New moon mission launched by NASA

5:51 am on 8 September 2013

NASA has launched its latest mission to the Moon. An unmanned probe lifted off from the Wallops rocket facility on the east coast of the United States on schedule at 11.27pm on Friday.

Its $US280 million mission is to investigate the tenuous atmosphere that surrounds the moon.

The BBC reports the Lunar Atmosphere and Dust Environment Explorer will also try to get some insights on the strange behaviour of moondust, which appears on occasions to levitate high above the surface.

"The moon's atmosphere is really, really thin," said programme scientist Sarah Noble.

''The individual molecules are so few and far between that they don't interact with each other; they never collide. It's something we call an exosphere.

''The Earth has an exosphere as well, but you have to get out past where the International Space Station orbits before you get to this condition that we can consider an exosphere. At the Moon, it happens right at the surface."

US astronauts first walked on the Moon in 1969, and the last explorers of the Apollo era visited in 1972.

The journey to the Moon will take about a month and the probe will initially orbit at a height of about 250km for 40 days before moving lower for the science portion of its mission.

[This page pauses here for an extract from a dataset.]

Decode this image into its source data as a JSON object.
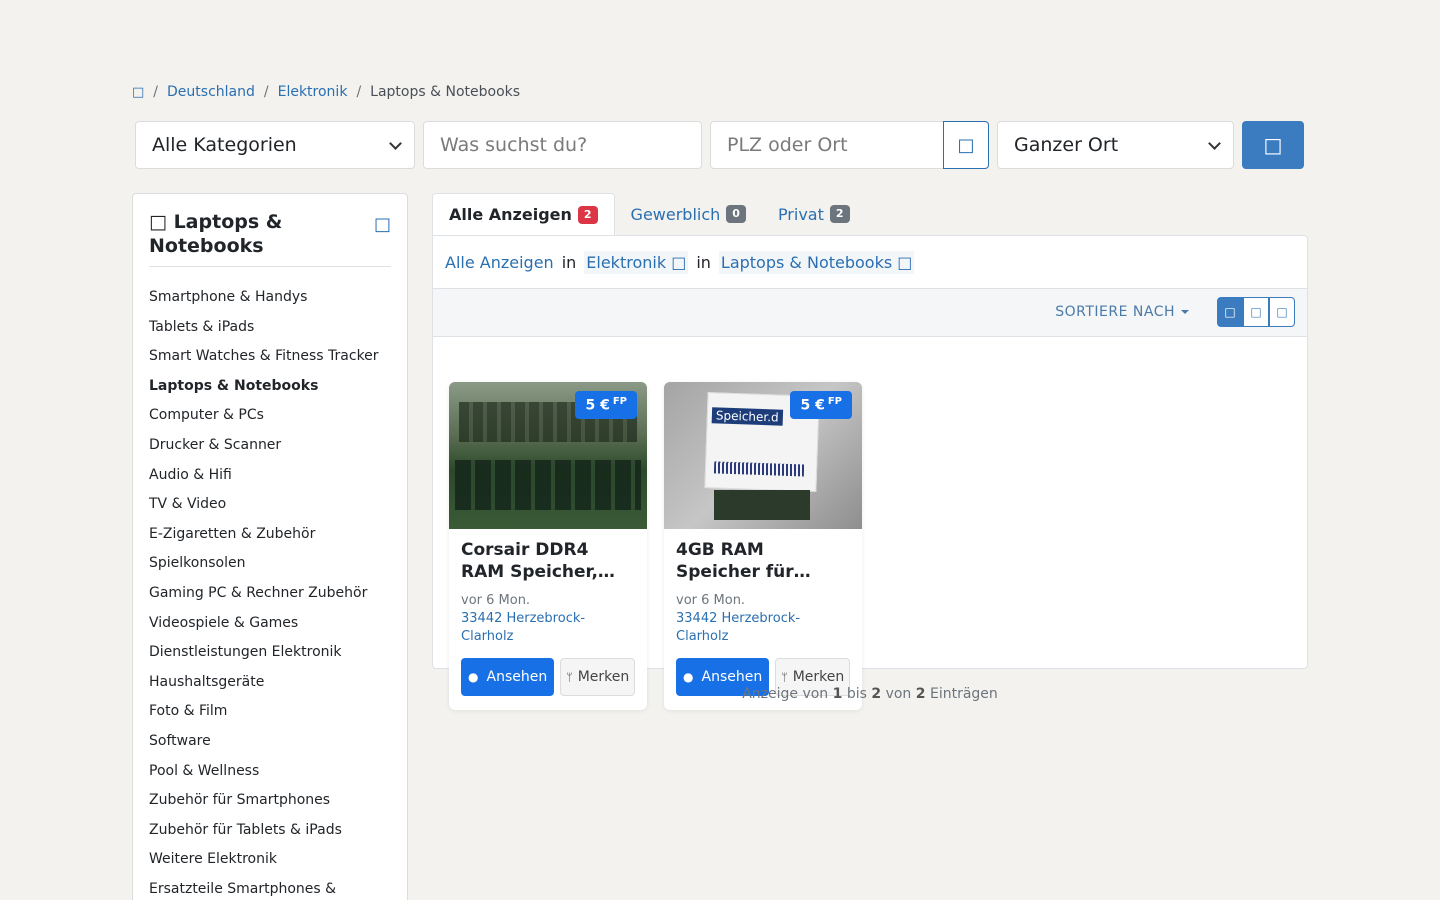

After 100 days spent measuring chemical variations in the lunar atmosphere, analysing exosphere gasses and lunar dust grains and looking for water molecules in the lunar atmosphere, LADEE will end its mission by crashing into the Moon.

As well as its three science instruments, LADEE carries a demonstration laser telecommunications payload.

The BBC reports engineers hope the test terminal will achieve download rates in the region of 600 megabits per second.